What’s fun about birding is you can see birds anywhere, Eryn said.

“You’re guaranteed to see birds at the beach,” Carmen Field said, like seagulls, crows and bald eagles.

Once people get started watching birds, it can become a lifelong enjoyment, a reason to keep birding and getting to know more experienced birders, Eryn said.

“It’s just that they have been around birds their whole life and they’re always looking for new ones,” she said of birders. “They’ve made a relationship with birds.”

People also get excited about birds when they see them up close, either in person or with the help of good optics, Carmen Field said.

“The difference between a bird 500 feet away and 50 feet away is huge,” she said. “That’s where binoculars and spotting scopes come in handy. They can bring things closer.”

Part of the attraction of the shorebird festival is seeing thousands of birds swirling around in great flocks, like a moving sculpture that changes colors as the birds turn their wings.

“It’s like a slinky, almost,” Eryn said. “They go bounce, bounce, bounce. They go back and forth. It’s like a wave.”
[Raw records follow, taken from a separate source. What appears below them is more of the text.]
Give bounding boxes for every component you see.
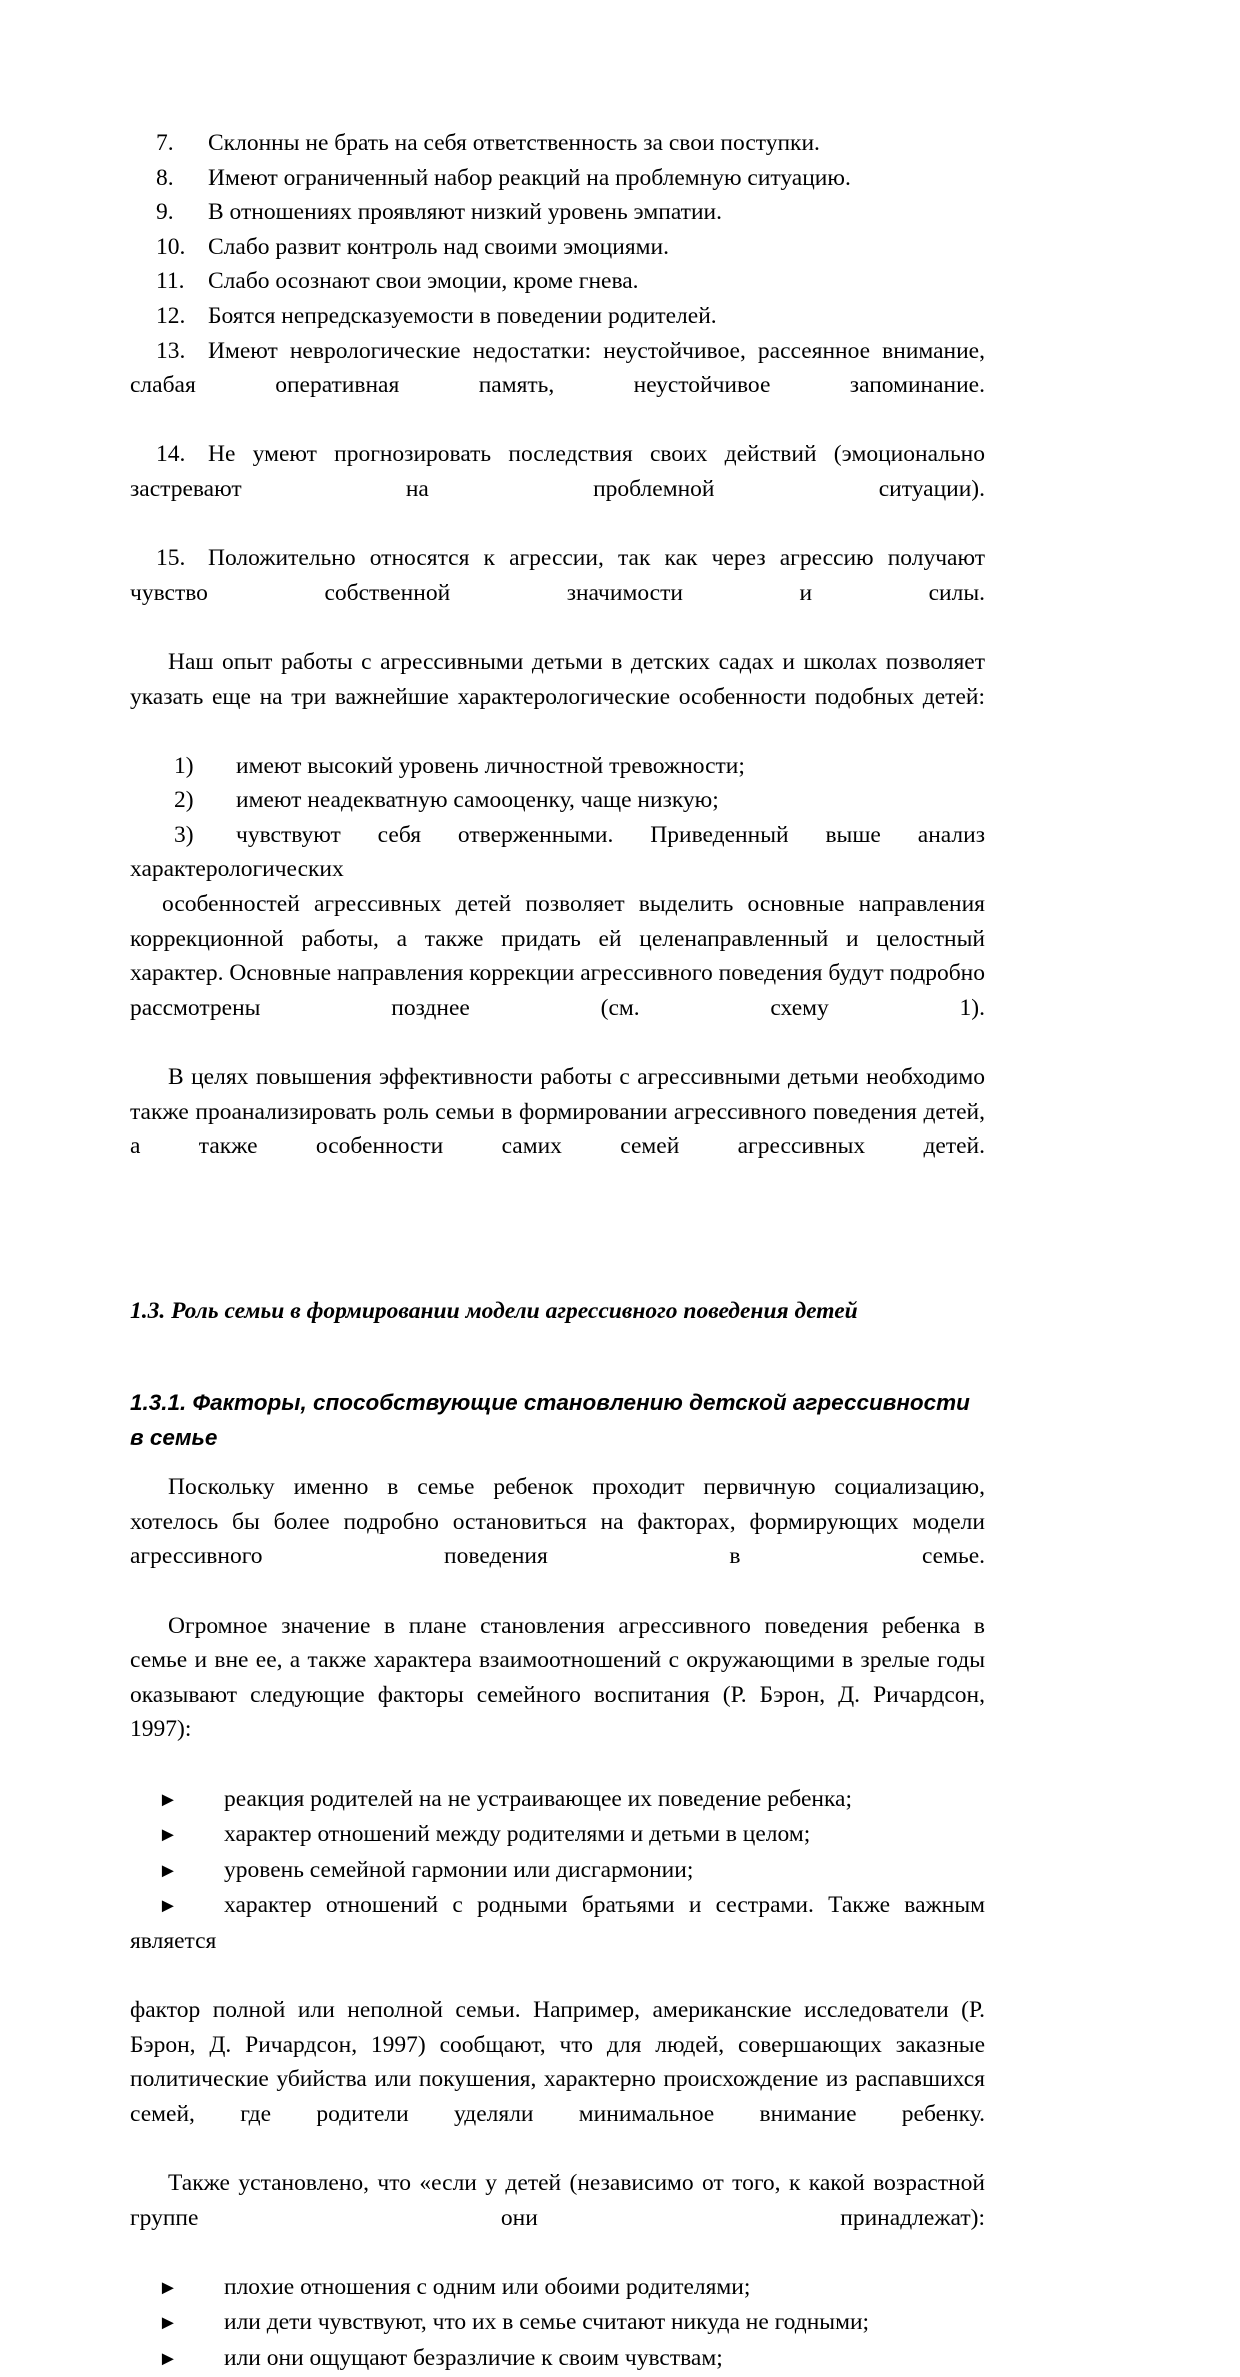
paragraph-socialization: Поскольку именно в семье ребенок проходит первичную социализацию, хотелось бы более подробно остановиться на факторах, формирующих модели агрессивного поведения в семье.: [130, 1474, 985, 1570]
heading-gap: [130, 1329, 985, 1386]
heading-subsection-1-3-1: 1.3.1. Факторы, способствующие становлению детской агрессивности в семье: [130, 1390, 970, 1450]
enumeration-item: [130, 749, 985, 784]
section-gap: [130, 1198, 985, 1294]
bullet-item: [130, 2305, 985, 2341]
bullet-item: [130, 1888, 985, 1993]
list-item-text: Боятся непредсказуемости в поведении родителей.: [208, 302, 717, 329]
list-item: [130, 264, 985, 299]
paragraph-goals: В целях повышения эффективности работы с агрессивными детьми необходимо также проанализировать роль семьи в формировании агрессивного поведения детей, а также особенности самих семей агрессивных детей.: [130, 1064, 985, 1160]
enumeration-continuation: особенностей агрессивных детей позволяет выделить основные направления коррекционной работы, а также придать ей целенаправленный и целостный характер. Основные направления коррекции агрессивного поведения будут подробно рассмотрены позднее (см. схему 1).: [130, 891, 985, 1021]
list-item-number: 9.: [156, 199, 174, 226]
list-item-number: 8.: [156, 164, 174, 191]
bullet-item-text: плохие отношения с одним или обоими родителями;: [224, 2273, 751, 2300]
list-item-number: 10.: [156, 233, 186, 260]
list-item-number: 14.: [156, 441, 186, 468]
list-item-text: Слабо осознают свои эмоции, кроме гнева.: [208, 268, 639, 295]
paragraph-established: Также установлено, что «если у детей (независимо от того, к какой возрастной группе они принадлежат):: [130, 2170, 985, 2231]
triangle-bullet-icon: ►: [158, 1788, 178, 1811]
enumeration-text: имеют высокий уровень личностной тревожности;: [236, 752, 745, 779]
list-item: [130, 541, 985, 645]
list-item-text: Склонны не брать на себя ответственность за свои поступки.: [208, 130, 820, 156]
enumeration-number: 2): [174, 787, 194, 814]
bullet-item: [130, 2270, 985, 2306]
bullet-item: [130, 1782, 985, 1818]
list-item-number: 11.: [156, 268, 185, 295]
bullet-item: [130, 1853, 985, 1889]
bullet-item: [130, 1817, 985, 1853]
heading-section-1-3: 1.3. Роль семьи в формировании модели агрессивного поведения детей: [130, 1298, 858, 1325]
list-item: [130, 161, 985, 196]
triangle-bullet-icon: ►: [158, 1859, 178, 1882]
enumeration-item: [130, 818, 985, 887]
triangle-bullet-icon: ►: [158, 1824, 178, 1847]
list-item-text: Имеют неврологические недостатки: неустойчивое, рассеянное внимание, слабая оперативная память, неустойчивое запоминание.: [130, 337, 985, 399]
subheading-gap: [130, 1455, 985, 1470]
enumeration-number: 1): [174, 752, 194, 779]
list-item-text: Положительно относятся к агрессии, так как через агрессию получают чувство собственной значимости и силы.: [130, 545, 985, 606]
page-content: [130, 126, 985, 2377]
list-item-text: Не умеют прогнозировать последствия своих действий (эмоционально застревают на проблемной ситуации).: [130, 441, 985, 502]
enumeration-text: имеют неадекватную самооценку, чаще низкую;: [236, 787, 719, 814]
list-item: [130, 437, 985, 541]
list-item: [130, 299, 985, 334]
paragraph-importance: Огромное значение в плане становления агрессивного поведения ребенка в семье и вне ее, а также характера взаимоотношений с окружающими в зрелые годы оказывают следующие факторы семейного воспитания (Р. Бэрон, Д. Ричардсон, 1997):: [130, 1612, 985, 1743]
list-item-number: 7.: [156, 130, 174, 156]
list-item-text: Слабо развит контроль над своими эмоциями.: [208, 233, 669, 260]
enumeration-item: [130, 783, 985, 818]
triangle-bullet-icon: ►: [158, 2312, 178, 2335]
triangle-bullet-icon: ►: [158, 2348, 178, 2371]
triangle-bullet-icon: ►: [158, 1895, 178, 1918]
list-item: [130, 126, 985, 161]
list-item: [130, 230, 985, 265]
factors-continuation: фактор полной или неполной семьи. Например, американские исследователи (Р. Бэрон, Д. Ричардсон, 1997) сообщают, что для людей, совершающих заказные политические убийства или покушения, характерно происхождение из распавшихся семей, где родители уделяли минимальное внимание ребенку.: [130, 1997, 985, 2127]
bullet-item-text: или они ощущают безразличие к своим чувствам;: [224, 2345, 723, 2372]
list-item-text: Имеют ограниченный набор реакций на проблемную ситуацию.: [208, 164, 851, 191]
bullet-item-text: характер отношений с родными братьями и сестрами. Также важным является: [130, 1892, 985, 1954]
bullet-item-text: уровень семейной гармонии или дисгармонии;: [224, 1856, 694, 1883]
bullet-item-text: реакция родителей на не устраивающее их поведение ребенка;: [224, 1785, 852, 1812]
enumeration-number: 3): [174, 821, 194, 848]
paragraph-experience: Наш опыт работы с агрессивными детьми в детских садах и школах позволяет указать еще на три важнейшие характерологические особенности подобных детей:: [130, 648, 985, 710]
bullet-item-text: или дети чувствуют, что их в семье считают никуда не годными;: [224, 2309, 870, 2336]
triangle-bullet-icon: ►: [158, 2276, 178, 2299]
enumeration-text: чувствуют себя отверженными. Приведенный выше анализ характерологических: [130, 821, 985, 883]
list-item-number: 12.: [156, 302, 186, 329]
list-item-text: В отношениях проявляют низкий уровень эмпатии.: [208, 199, 722, 226]
list-item: [130, 334, 985, 438]
bullet-item: [130, 2341, 985, 2377]
list-item-number: 13.: [156, 337, 186, 364]
list-item-number: 15.: [156, 545, 186, 572]
bullet-item-text: характер отношений между родителями и детьми в целом;: [224, 1821, 811, 1848]
list-item: [130, 195, 985, 230]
Birding also can link people to nature and the changes over the year.

“Birds are harbingers of the season,” Carmen Field said. “For me the spring harbingers are the varied thrush and the sandhill cranes and the snipes and the yellowlegs and the terns and swallows.”

Most of all, birding is amazing, Eryn said.

“Just every part of it is magical,” she said. “The birds, the people you’re around with. It all comes together. It’s awesome.”